Car c’est là l’une des idées-forces de la série : situer les séances d’analyse aux lendemains des attentats qui ont eu lieu à Paris en novembre 2015. Tragédie ayant provoqué un traumatisme considérable avec des répercussions sur chacun, même si elles s’expriment de façon plus ou moins marquée, comme on peut le voir chez les patients du docteur Dayan. Avoir choisi ce moment est judicieux, car l’événement est partagé par tous : il exacerbe les relations entre l’intime et le collectif.

C’est d’autant plus vrai chez les patients des deux premiers épisodes : ils étaient ce soir-là en première ligne. Il s’agit d’une chirurgienne (Mélanie Thierry) et d’un policier (Reda Kateb) qui a dû intervenir au Bataclan quand les meurtriers s’y trouvaient. C’est latent, même si moins sensible, chez la jeune championne de natation qui s’est cassé les poignets (Céleste Brunnquell) et chez le couple préoccupé par un éventuel futur enfant (Pio Marmaï et Clémence Poésy). Quant à Philippe Dayan (Frédéric Pierrot), qui, dans le cinquième épisode, va consulter à son tour une psychanalyste de ses anciennes connaissances (Carole Bouquet), il traverse lui-même une crise qui s’est manifestée y compris le soir des attentats.

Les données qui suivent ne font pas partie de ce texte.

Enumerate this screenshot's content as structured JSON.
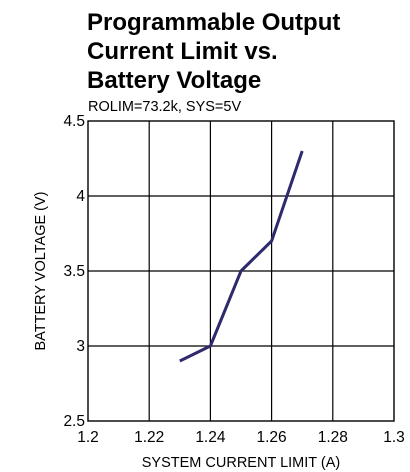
{
  "chart_data": {
    "type": "line",
    "title": "Programmable Output\nCurrent Limit vs.\nBattery Voltage",
    "subtitle": "ROLIM=73.2k, SYS=5V",
    "xlabel": "SYSTEM CURRENT LIMIT (A)",
    "ylabel": "BATTERY VOLTAGE (V)",
    "xlim": [
      1.2,
      1.3
    ],
    "ylim": [
      2.5,
      4.5
    ],
    "xticks": [
      1.2,
      1.22,
      1.24,
      1.26,
      1.28,
      1.3
    ],
    "xtick_labels": [
      "1.2",
      "1.22",
      "1.24",
      "1.26",
      "1.28",
      "1.3"
    ],
    "yticks": [
      2.5,
      3,
      3.5,
      4,
      4.5
    ],
    "ytick_labels": [
      "2.5",
      "3",
      "3.5",
      "4",
      "4.5"
    ],
    "grid": true,
    "series": [
      {
        "color": "#2e2a6b",
        "x": [
          1.23,
          1.24,
          1.25,
          1.26,
          1.27
        ],
        "y": [
          2.9,
          3.0,
          3.5,
          3.7,
          4.3
        ]
      }
    ]
  }
}
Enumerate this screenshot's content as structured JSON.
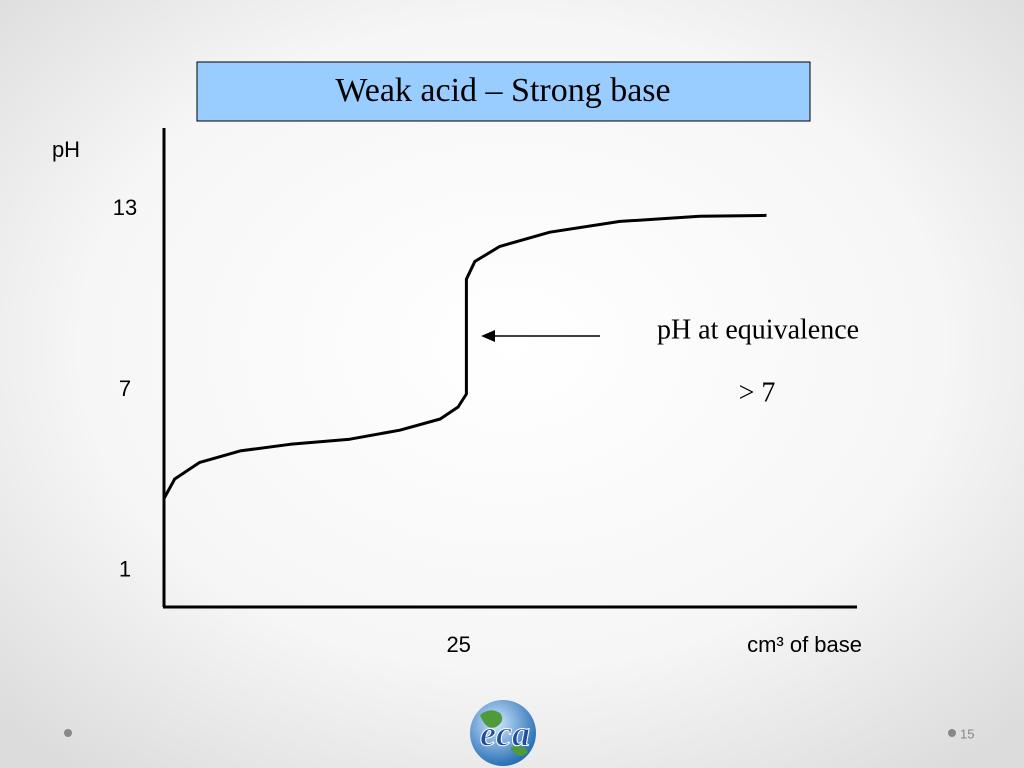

On ne jurera pas qu’En thérapie propose une image parfaitement exacte de ce qui se passe en analyse. Nous disions que la parole est ici le moteur de l’action : celle-ci réserve des surprises et des rebondissements presque théâtraux, comme dans le premier épisode, où ce que révèle la jeune chirurgienne à son psy prend les allures d’un aveu spectaculaire. Le rythme des échanges est aussi savamment tissé : l’épisode à trois personnages – le mari, l’épouse, le psy –, entre tension et sketch de couple, est riche en vives reparties. Le récit mené par le policier de son intervention au Bataclan est un grand moment de cinéma mental. Avec ses seuls mots, il parvient à faire comme si on y était, à ses côtés, dans une atmosphère de terreur et l’odeur de la mort.

Cependant, En thérapie montre la psychanalyse sous un jour qui n’est ni hermétique ni folklorique. D’abord parce que les séances sont prises dans leur durée : c’est l’avantage du dispositif simplissime de la mise en scène, qui confère un gage d’authenticité. Ensuite parce que, sans y toucher, les auteurs de la série n’ont pas rechigné à être didactiques. Ayant parfois affaire à des patients récalcitrants, le praticien ressent la nécessité d’expliquer que ce qu’ils viennent chercher dans son cabinet n’est pas forcément ce qu’ils y découvriront. Il donne aussi quelques indices. Comme ici : « Un choix même fictif est un choix qui dit quelque chose de vous. De l’autre qui parle en vous. Cet autre mystérieux. » Les puristes trouveront sans doute à redire ici ou là. Il reste que la cure psychanalytique, aujourd’hui déconsidérée alors qu’on nous vante les neurosciences jusqu’au gouvernement, est ici montrée dans le respect de sa richesse et de sa complexité.

En thérapie ne serait pas cette réussite si les comédiens ne s’y montraient pas souverains. Une grande partie de la crédibilité de la série repose sur eux. Mélanie Thierry, Reda Kateb, Céleste Brunnquell, Pio Marmaï, Clémence Poésy et Carole Bouquet sont impeccables. Quant à Frédéric Pierrot, il offre à Philippe Dayan son physique affable et sa voix chaude, parasitée parfois par un trouble intérieur, un accès de nervosité. Bref, il incarne un psy plus vrai que nature. On prend rendez-vous ?

En thérapie, Arte, 4 février, 20 h 55. Disponible sur arte.fr dès le 28 janvier.